Weil Funktionäre der alteingesessenen Bergarbeitergewerkschaft Büros nicht räumen wollten, kam es dennoch erneut zu Auseinandersetzungen. Der Sicherheitsdienst setzte Gummigeschosse ein, für 13 Menschen endete der Konflikt nach Schichtende im Krankenhaus. Die neuen Kraftverhältnisse sind trotzdem klar. »Wir haben jetzt eine Dachorganisation«, sagt Mdoda über AMCU und hofft damit, künftig mehr Kampfstärke zu haben. Amplats scheint das zu wissen, mit der Umsetzung seiner Entlassungsankündigung zögert der Konzern seit Monaten. Solange schwelt der Konflikt weiter. Kampflos aufgeben, soviel macht Mdoda klar, werden die Kumpel ihre Jobs jedenfalls nicht.

* Aus: junge Welt, Mittwoch, 27. März 2013


"Wir alle hier werden nie wieder ANC wählen"

Südafrikas Bergarbeiter kämpfen für ein besseres Leben – und gegen ihre Regierung. Ein Gespräch mit Gaddafi Mdoda **

Sie kämpfen für höhere Löhne. Wer sind Ihre Kontrahenten?

Unser Gegner sind die Minenbosse und die Bergarbeitergewerkschaft NUM. Wir haben schon gemerkt, daß es schwer wird, gegen erstere anzukommen. Die Bosse liegen in einem Bett mit der südafrikanischen Regierung. Die Leute von NUM lassen uns seit langer Zeit im Stich. Sie haben Anteile am Unternehmen. Da ist es natürlich nicht leicht, dem Konzern etwas abzuringen und die Löhne derer zu erhöhen, die für das Unternehmen arbeiten.

Was ist passiert, als Sie Ihre Klagen vor dem Streik an die NUM herangetragen haben?

Wir haben sie angesprochen und unsere Probleme vorgetragen. Sie wußten, daß es früher oder später einen Aufstand geben würde, aber sie haben sich nicht darum gekümmert, unsere Situation zu ändern. Wir haben ihnen gesagt, daß wir nicht zufrieden sind. Die Gehaltserhöhungen 2010 und 2011 sind ohne unser Mandat vereinbart worden. Das kam für uns völlig überraschend – und das Ergebnis war nicht gut.

Während des Streiks hatten wir keine Gewerkschaft, jetzt haben wir eine. AMCU wurde gerade anerkannt. Wir sind bereit, uns dem Unternehmen zu stellen, wenn weiter davon die Rede ist, Schächte zu schließen und Arbeiter zu feuern.

Erkennt Ihr Komitee AMCU als seine Gewerkschaft an?

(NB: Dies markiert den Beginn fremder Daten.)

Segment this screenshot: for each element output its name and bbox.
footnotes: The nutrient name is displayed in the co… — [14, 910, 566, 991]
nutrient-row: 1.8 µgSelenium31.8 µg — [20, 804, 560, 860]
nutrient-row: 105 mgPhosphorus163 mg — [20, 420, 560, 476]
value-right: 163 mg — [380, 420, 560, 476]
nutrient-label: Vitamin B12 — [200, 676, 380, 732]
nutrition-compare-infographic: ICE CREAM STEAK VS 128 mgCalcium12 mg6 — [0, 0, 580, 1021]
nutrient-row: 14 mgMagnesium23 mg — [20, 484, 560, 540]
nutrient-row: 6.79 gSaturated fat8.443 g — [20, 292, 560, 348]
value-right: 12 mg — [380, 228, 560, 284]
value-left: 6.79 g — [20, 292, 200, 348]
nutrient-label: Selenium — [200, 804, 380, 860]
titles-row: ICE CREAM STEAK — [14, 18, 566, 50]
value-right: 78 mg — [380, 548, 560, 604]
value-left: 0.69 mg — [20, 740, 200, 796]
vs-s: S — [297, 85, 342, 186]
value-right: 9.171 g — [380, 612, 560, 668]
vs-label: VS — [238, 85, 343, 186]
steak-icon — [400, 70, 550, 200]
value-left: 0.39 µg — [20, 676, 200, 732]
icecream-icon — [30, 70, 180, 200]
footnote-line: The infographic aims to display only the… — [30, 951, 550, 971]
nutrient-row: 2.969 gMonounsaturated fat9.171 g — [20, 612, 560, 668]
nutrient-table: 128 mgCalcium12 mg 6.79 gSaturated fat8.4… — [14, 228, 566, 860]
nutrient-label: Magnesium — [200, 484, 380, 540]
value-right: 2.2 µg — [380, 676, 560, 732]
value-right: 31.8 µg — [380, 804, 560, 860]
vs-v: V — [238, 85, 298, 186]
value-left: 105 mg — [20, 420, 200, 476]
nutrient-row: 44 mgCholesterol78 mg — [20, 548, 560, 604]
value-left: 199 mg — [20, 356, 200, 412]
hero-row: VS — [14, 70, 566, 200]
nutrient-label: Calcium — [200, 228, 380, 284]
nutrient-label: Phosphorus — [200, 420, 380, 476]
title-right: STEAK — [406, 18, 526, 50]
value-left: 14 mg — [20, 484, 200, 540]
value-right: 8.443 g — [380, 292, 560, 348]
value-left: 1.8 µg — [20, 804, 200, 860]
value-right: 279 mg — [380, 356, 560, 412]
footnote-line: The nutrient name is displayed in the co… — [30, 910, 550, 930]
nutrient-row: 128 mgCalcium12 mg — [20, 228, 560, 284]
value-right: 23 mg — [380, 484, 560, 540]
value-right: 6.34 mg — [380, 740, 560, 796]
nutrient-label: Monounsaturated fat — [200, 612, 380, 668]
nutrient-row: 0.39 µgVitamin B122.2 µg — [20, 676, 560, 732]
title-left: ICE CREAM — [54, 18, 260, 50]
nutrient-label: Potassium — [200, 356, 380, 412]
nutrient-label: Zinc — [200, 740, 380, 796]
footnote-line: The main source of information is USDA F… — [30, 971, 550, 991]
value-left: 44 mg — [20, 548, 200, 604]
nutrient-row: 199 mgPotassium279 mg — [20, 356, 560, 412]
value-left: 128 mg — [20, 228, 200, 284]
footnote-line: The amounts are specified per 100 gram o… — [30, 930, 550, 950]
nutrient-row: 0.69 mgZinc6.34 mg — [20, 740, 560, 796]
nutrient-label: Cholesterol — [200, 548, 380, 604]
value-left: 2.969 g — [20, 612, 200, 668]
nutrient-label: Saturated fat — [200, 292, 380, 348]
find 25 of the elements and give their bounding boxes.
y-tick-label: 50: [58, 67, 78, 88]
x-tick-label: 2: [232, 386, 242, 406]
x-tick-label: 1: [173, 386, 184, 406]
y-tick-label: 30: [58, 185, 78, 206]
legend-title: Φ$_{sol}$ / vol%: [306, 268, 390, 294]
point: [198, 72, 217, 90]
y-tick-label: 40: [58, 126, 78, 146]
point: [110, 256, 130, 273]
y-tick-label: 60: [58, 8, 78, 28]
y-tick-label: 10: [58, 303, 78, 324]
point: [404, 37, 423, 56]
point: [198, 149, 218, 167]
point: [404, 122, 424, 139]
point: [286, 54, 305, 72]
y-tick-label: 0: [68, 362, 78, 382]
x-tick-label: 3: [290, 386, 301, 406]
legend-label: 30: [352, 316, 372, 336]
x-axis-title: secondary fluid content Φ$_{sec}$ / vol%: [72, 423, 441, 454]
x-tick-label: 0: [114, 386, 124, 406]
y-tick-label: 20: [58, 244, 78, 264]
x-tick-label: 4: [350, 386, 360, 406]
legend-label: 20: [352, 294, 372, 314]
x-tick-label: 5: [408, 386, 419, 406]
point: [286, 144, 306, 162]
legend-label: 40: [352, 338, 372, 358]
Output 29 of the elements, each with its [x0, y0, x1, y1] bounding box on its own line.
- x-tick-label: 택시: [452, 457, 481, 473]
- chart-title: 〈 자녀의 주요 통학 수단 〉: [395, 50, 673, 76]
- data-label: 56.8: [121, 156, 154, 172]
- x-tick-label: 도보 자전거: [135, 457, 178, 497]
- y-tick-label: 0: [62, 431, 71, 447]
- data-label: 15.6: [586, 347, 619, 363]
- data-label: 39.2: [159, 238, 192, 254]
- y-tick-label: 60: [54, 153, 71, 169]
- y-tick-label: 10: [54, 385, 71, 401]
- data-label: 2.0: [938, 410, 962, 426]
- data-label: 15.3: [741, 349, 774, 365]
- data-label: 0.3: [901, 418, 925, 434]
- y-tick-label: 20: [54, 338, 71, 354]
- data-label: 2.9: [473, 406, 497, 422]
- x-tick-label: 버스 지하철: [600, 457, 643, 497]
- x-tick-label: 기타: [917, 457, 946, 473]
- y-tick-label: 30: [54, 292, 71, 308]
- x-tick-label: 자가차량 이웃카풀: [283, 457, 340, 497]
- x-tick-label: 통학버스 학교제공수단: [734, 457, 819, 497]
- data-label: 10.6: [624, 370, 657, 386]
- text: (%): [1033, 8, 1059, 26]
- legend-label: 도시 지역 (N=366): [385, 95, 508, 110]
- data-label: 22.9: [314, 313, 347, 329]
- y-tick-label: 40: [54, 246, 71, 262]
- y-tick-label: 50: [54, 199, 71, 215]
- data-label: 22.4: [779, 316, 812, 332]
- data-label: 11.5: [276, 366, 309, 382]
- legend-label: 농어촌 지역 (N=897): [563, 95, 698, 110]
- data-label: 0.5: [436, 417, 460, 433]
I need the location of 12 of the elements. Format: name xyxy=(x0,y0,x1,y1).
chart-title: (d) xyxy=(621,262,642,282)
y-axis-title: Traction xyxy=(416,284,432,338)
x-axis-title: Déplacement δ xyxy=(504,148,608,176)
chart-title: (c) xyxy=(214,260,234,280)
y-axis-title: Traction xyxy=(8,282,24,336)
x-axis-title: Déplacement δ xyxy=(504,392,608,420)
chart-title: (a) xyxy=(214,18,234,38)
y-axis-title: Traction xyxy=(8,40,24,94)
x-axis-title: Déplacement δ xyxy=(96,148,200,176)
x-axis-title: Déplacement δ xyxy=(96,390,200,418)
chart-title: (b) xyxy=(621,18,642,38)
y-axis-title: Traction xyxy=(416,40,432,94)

Definitiv, ja. Aber das Komitee wird sich nicht auflösen. Wir wollen sicherstellen, wieder die Zügel übernehmen zu können, falls AMCU uns morgen enttäuscht.

Meinen Sie, die südafrikanische Regierung will die Minen tatsächlich retten?

Nein. Die südafrikanische Regierung ist nicht da, um die Arbeiterklasse zu schützen. Es war Cyril Ramaphosa, der heute ANC-Vizepräsident ist, der vor dem Massaker in Marikana per E-Mail ein »entschiedenes Durchgreifen« gefordert hatte.

Was macht Sie so sicher, daß die Minen nicht geschlossen werden?

2012 hat uns auch niemand zugetraut, daß wir den Mut haben, uns dem Unternehmen zu stellen. Aber wir haben es geschafft. Wir haben Unterstützung, sogar international. Die meisten Südafrikaner haben genug vom System des ANC.

Kann Ihr Kampf Auswirkungen auf die Wahlen 2014 haben?

Ganz sicher. Zählen Sie mal, wie viele wir hier sind. Von keinem, der im Bergbau arbeitet, wird der ANC je wieder eine Stimme bekommen. Auch nicht von unseren Familien. Ich habe früher den African National Congress gewählt, aber das ist lange her. Wir alle hier werden nie wieder ANC wählen.